Paris

Jean-Noël Escudié / P2C pour Localtis

Lutte contre l'exclusion - La Banque de France annonce la limitation des frais d'incidents dès février, "Ma tante" annule 1.700 petites dettes

Social

Développement économique

Le 11 décembre dernier, en pleine crise des gilets jaunes, les banques, réunies par le chef de l'Etat, avaient pris un double engagement. D'une part, ne pas augmenter les tarifs bancaires durant l'année 2019 pour l'ensemble de leur clientèle particulière. D'autre part et surtout, plafonner les frais d'incidents pour les publics les plus fragiles, estimés par la Banque de France à 3,5 millions de personnes. Longtemps ignorée, la question de l'inclusion bancaire constitue en effet désormais une composante à part entière des politiques de lutte contre la pauvreté et l'exclusion sociale (voir nos articles ci-dessous).

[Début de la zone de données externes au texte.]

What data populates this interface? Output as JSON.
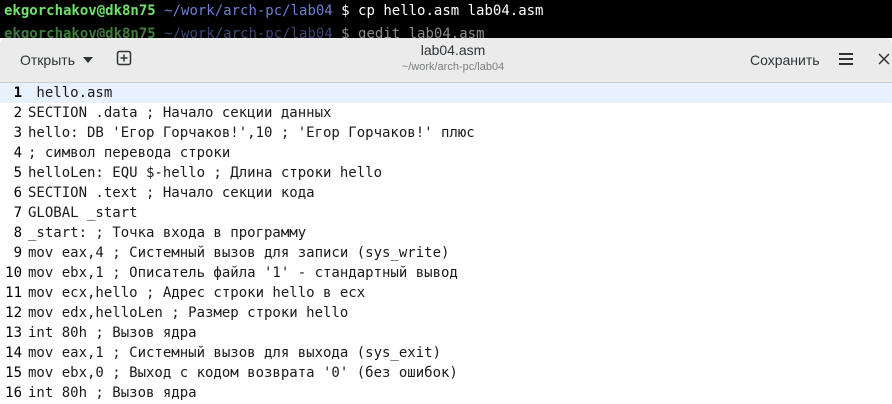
{
  "terminal": {
    "lines": [
      {
        "user": "ekgorchakov@dk8n75",
        "path": "~/work/arch-pc/lab04",
        "dollar": "$",
        "cmd": "cp hello.asm lab04.asm"
      },
      {
        "user": "ekgorchakov@dk8n75",
        "path": "~/work/arch-pc/lab04",
        "dollar": "$",
        "cmd": "gedit lab04.asm"
      }
    ]
  },
  "header": {
    "open_label": "Открыть",
    "title": "lab04.asm",
    "subtitle": "~/work/arch-pc/lab04",
    "save_label": "Сохранить"
  },
  "icons": {
    "open_menu": "chevron-down-icon",
    "new_document": "new-tab-icon",
    "main_menu": "hamburger-menu-icon",
    "close": "close-icon"
  },
  "colors": {
    "terminal_user": "#6fe26b",
    "terminal_path": "#6d7fd6",
    "current_line": "#e8f2fe",
    "headerbar": "#ebebeb"
  },
  "editor": {
    "current_line": 1,
    "lines": [
      {
        "n": "1",
        "text": " hello.asm"
      },
      {
        "n": "2",
        "text": "SECTION .data ; Начало секции данных"
      },
      {
        "n": "3",
        "text": "hello: DB 'Егор Горчаков!',10 ; 'Егор Горчаков!' плюс"
      },
      {
        "n": "4",
        "text": "; символ перевода строки"
      },
      {
        "n": "5",
        "text": "helloLen: EQU $-hello ; Длина строки hello"
      },
      {
        "n": "6",
        "text": "SECTION .text ; Начало секции кода"
      },
      {
        "n": "7",
        "text": "GLOBAL _start"
      },
      {
        "n": "8",
        "text": "_start: ; Точка входа в программу"
      },
      {
        "n": "9",
        "text": "mov eax,4 ; Системный вызов для записи (sys_write)"
      },
      {
        "n": "10",
        "text": "mov ebx,1 ; Описатель файла '1' - стандартный вывод"
      },
      {
        "n": "11",
        "text": "mov ecx,hello ; Адрес строки hello в ecx"
      },
      {
        "n": "12",
        "text": "mov edx,helloLen ; Размер строки hello"
      },
      {
        "n": "13",
        "text": "int 80h ; Вызов ядра"
      },
      {
        "n": "14",
        "text": "mov eax,1 ; Системный вызов для выхода (sys_exit)"
      },
      {
        "n": "15",
        "text": "mov ebx,0 ; Выход с кодом возврата '0' (без ошибок)"
      },
      {
        "n": "16",
        "text": "int 80h ; Вызов ядра"
      }
    ]
  }
}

Confiance envers les banques... mais sous contrôle

Cet engagement pris dans l'urgence devrait se concrétiser tout aussi rapidement. Présentant, le 16 janvier, ses vœux à la place financière de Paris, François Villeroy de Galhau, le gouverneur de la Banque de France, a en effet formulé un "vœu pour une finance inclusive" et annoncé que ce plafonnement s'applique "maintenant, au plus tard dès février".

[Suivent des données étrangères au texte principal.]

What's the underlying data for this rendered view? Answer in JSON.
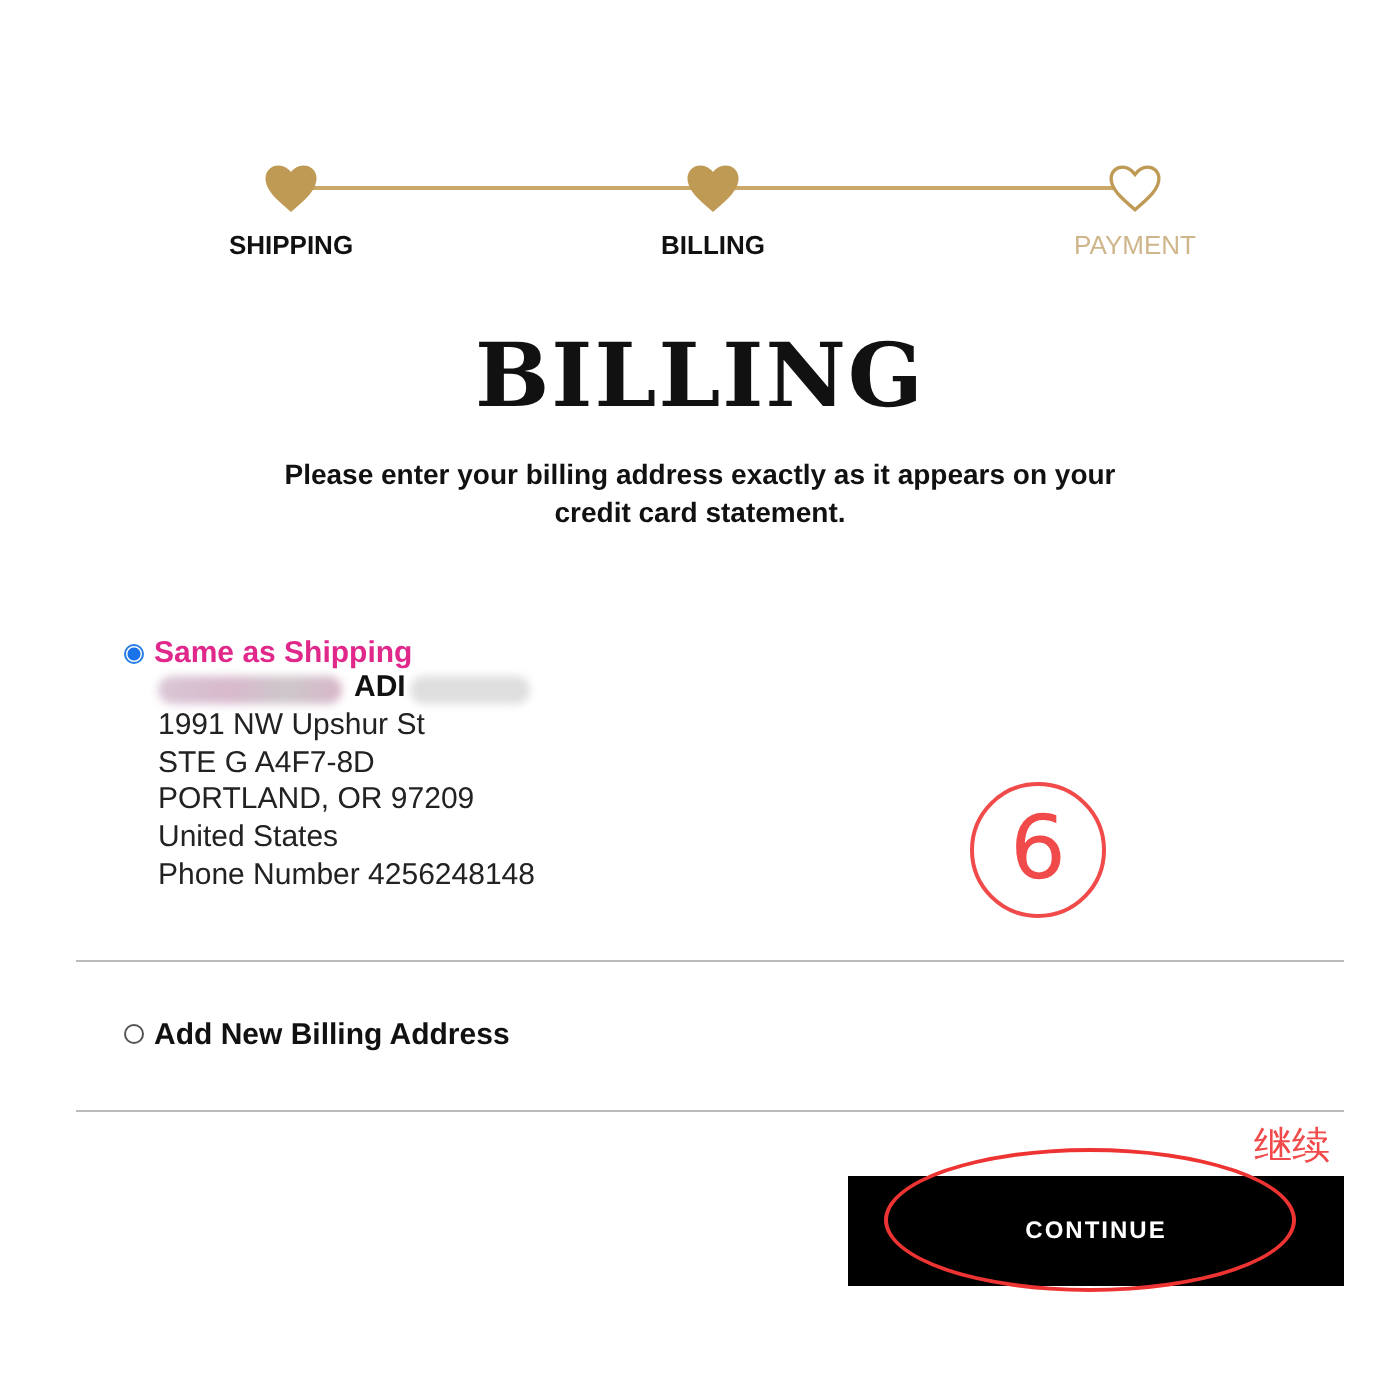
{
  "steps": [
    {
      "label": "SHIPPING",
      "completed": true
    },
    {
      "label": "BILLING",
      "completed": true
    },
    {
      "label": "PAYMENT",
      "completed": false
    }
  ],
  "title": "BILLING",
  "instruction": "Please enter your billing address exactly as it appears on your credit card statement.",
  "options": [
    {
      "kind": "address",
      "label": "Same as Shipping",
      "selected": true,
      "name": "ADI",
      "lines": [
        "1991 NW Upshur St",
        "STE G A4F7-8D",
        "PORTLAND, OR 97209",
        "United States",
        "Phone Number 4256248148"
      ]
    },
    {
      "kind": "new",
      "label": "Add New Billing Address",
      "selected": false
    }
  ],
  "continue_button": "CONTINUE",
  "annotations": {
    "step_number": "6",
    "note": "继续"
  }
}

Le gouverneur s'est dit certain de "pouvoir compter sur les banques françaises pour le respect strict de leurs engagements pris auprès du président de la République le 11 décembre sur le plafonnement des frais bancaires à 25 euros mensuels". Néanmoins, échaudé par plusieurs enquêtes d'associations de consommateurs mettant en évidence des abus de certains établissements en matière de frais bancaires (voir notre article ci-dessous du 27 octobre 2017), François Villeroy de Galhau a affirmé, à propos des engagements des banques en la matière : "Nous les contrôlerons précisément au long de l'année. L'ACPR [Autorité de contrôle prudentiel et de résolution, ndlr] a fait du respect de cet engagement un thème prioritaire de ses contrôles sur place et sur pièces en 2019". Il a aussi précisé que L'Observatoire de l'inclusion bancaire, également présidé par ses soins et auquel participent des associations de consommateurs et d'insertion sociale, "suivra les chiffres et prendra toute mesure nécessaire. L'OIB veillera aussi au respect des engagements pris sur la diffusion parmi ces clients fragiles de l'offre spécifique, et son plafonnement à un niveau plus bas (20 euros/mois et 200 euros/an)".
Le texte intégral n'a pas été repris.